From Phys.Org:
We and all other animals wouldn't be here today if our planet didn't have a lot of oxygen in its atmosphere and oceans. But how crucial were high oxygen levels to the transition from simple, single-celled life forms to the complexity we see today? A study by University of California, Berkeley geochemists presents new evidence that high levels of oxygen were not critical to the origin of animals. The researchers found that the transition to a world with an oxygenated deep ocean occurred between 540 and 420 million years ago. They attribute this to an increase in atmospheric O2 to levels comparable to the 21 percent oxygen in the atmosphere today. This inferred rise comes hundreds of millions of years after the origination of animals, which occurred between 700 and 800 million years ago.
"The oxygenation of the deep ocean and our interpretation of this as the result of a rise in atmospheric O2 was a pretty late event in the context of Earth history," said Daniel Stolper, an assistant professor of earth and planetary science at UC Berkeley. "This is significant because it provides new evidence that the origination of early animals, which required O2 for their metabolisms, may have gone on in a world with an atmosphere that had relatively low oxygen levels compared to today." He and postdoctoral fellow Brenhin Keller will report their findings in a paper posted online Jan. 3 in advance of publication in the journal Nature.
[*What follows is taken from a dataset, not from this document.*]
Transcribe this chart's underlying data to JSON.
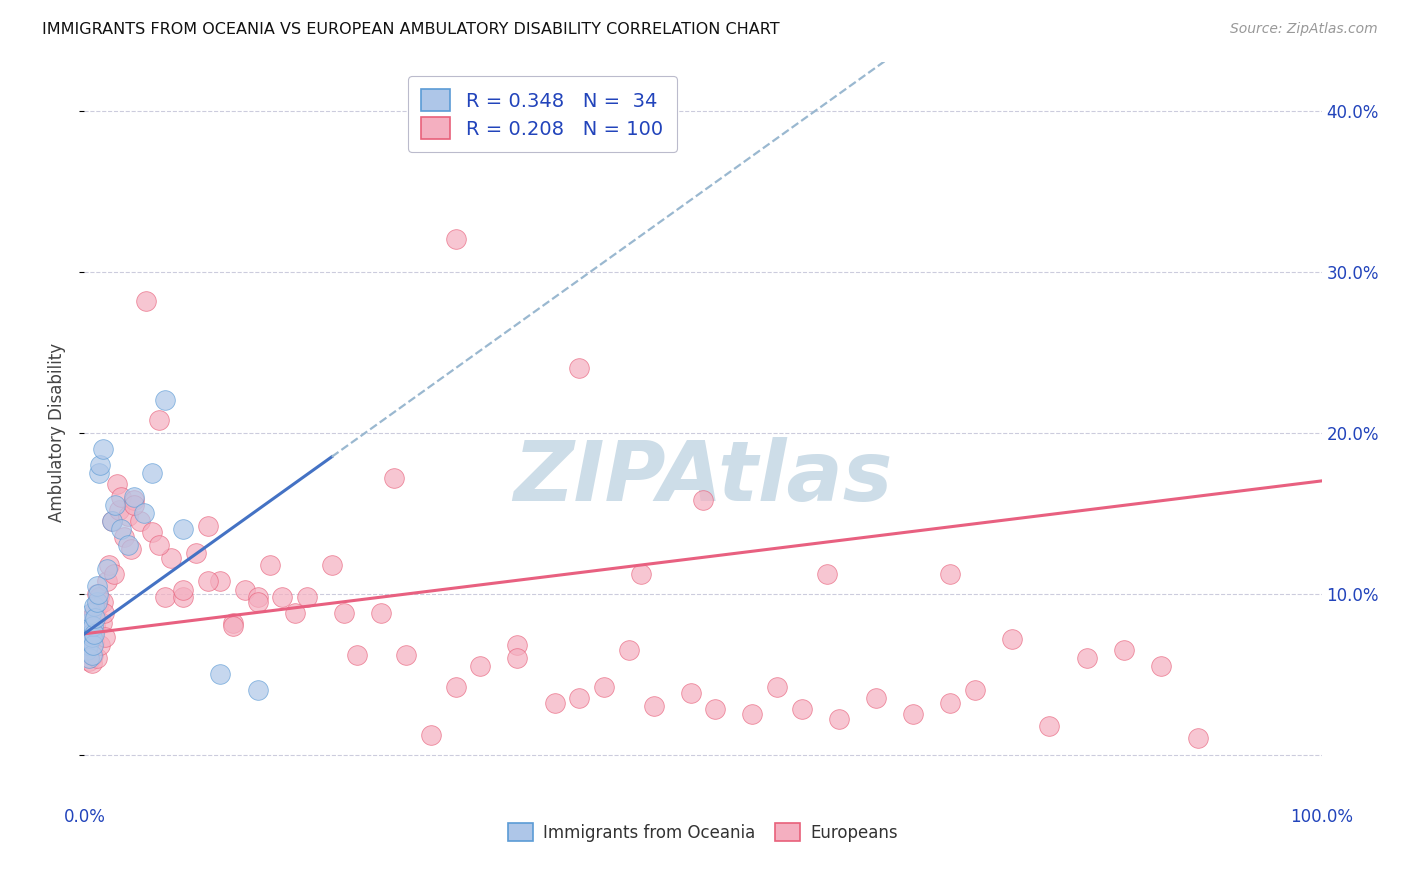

Keller is also affiliated with the Berkeley Geochronology Center. Oxygen has played a key role in the history of Earth, not only because of its importance for organisms that breathe oxygen, but because of its tendency to react, often violently, with other compounds to, for example, make iron rust, plants burn and natural gas explode. Tracking the concentration of oxygen in the ocean and atmosphere over Earth's 4.5-billion-year history, however, isn't easy. For the first 2 billion years, most scientists believe very little oxygen was present in the atmosphere or ocean. But about 2.5-2.3 billion years ago, atmospheric oxygen levels first increased. The geologic effects of this are evident: rocks on land exposed to the atmosphere suddenly began turning red as the iron in them reacted with oxygen to form iron oxides similar to how iron metal rusts.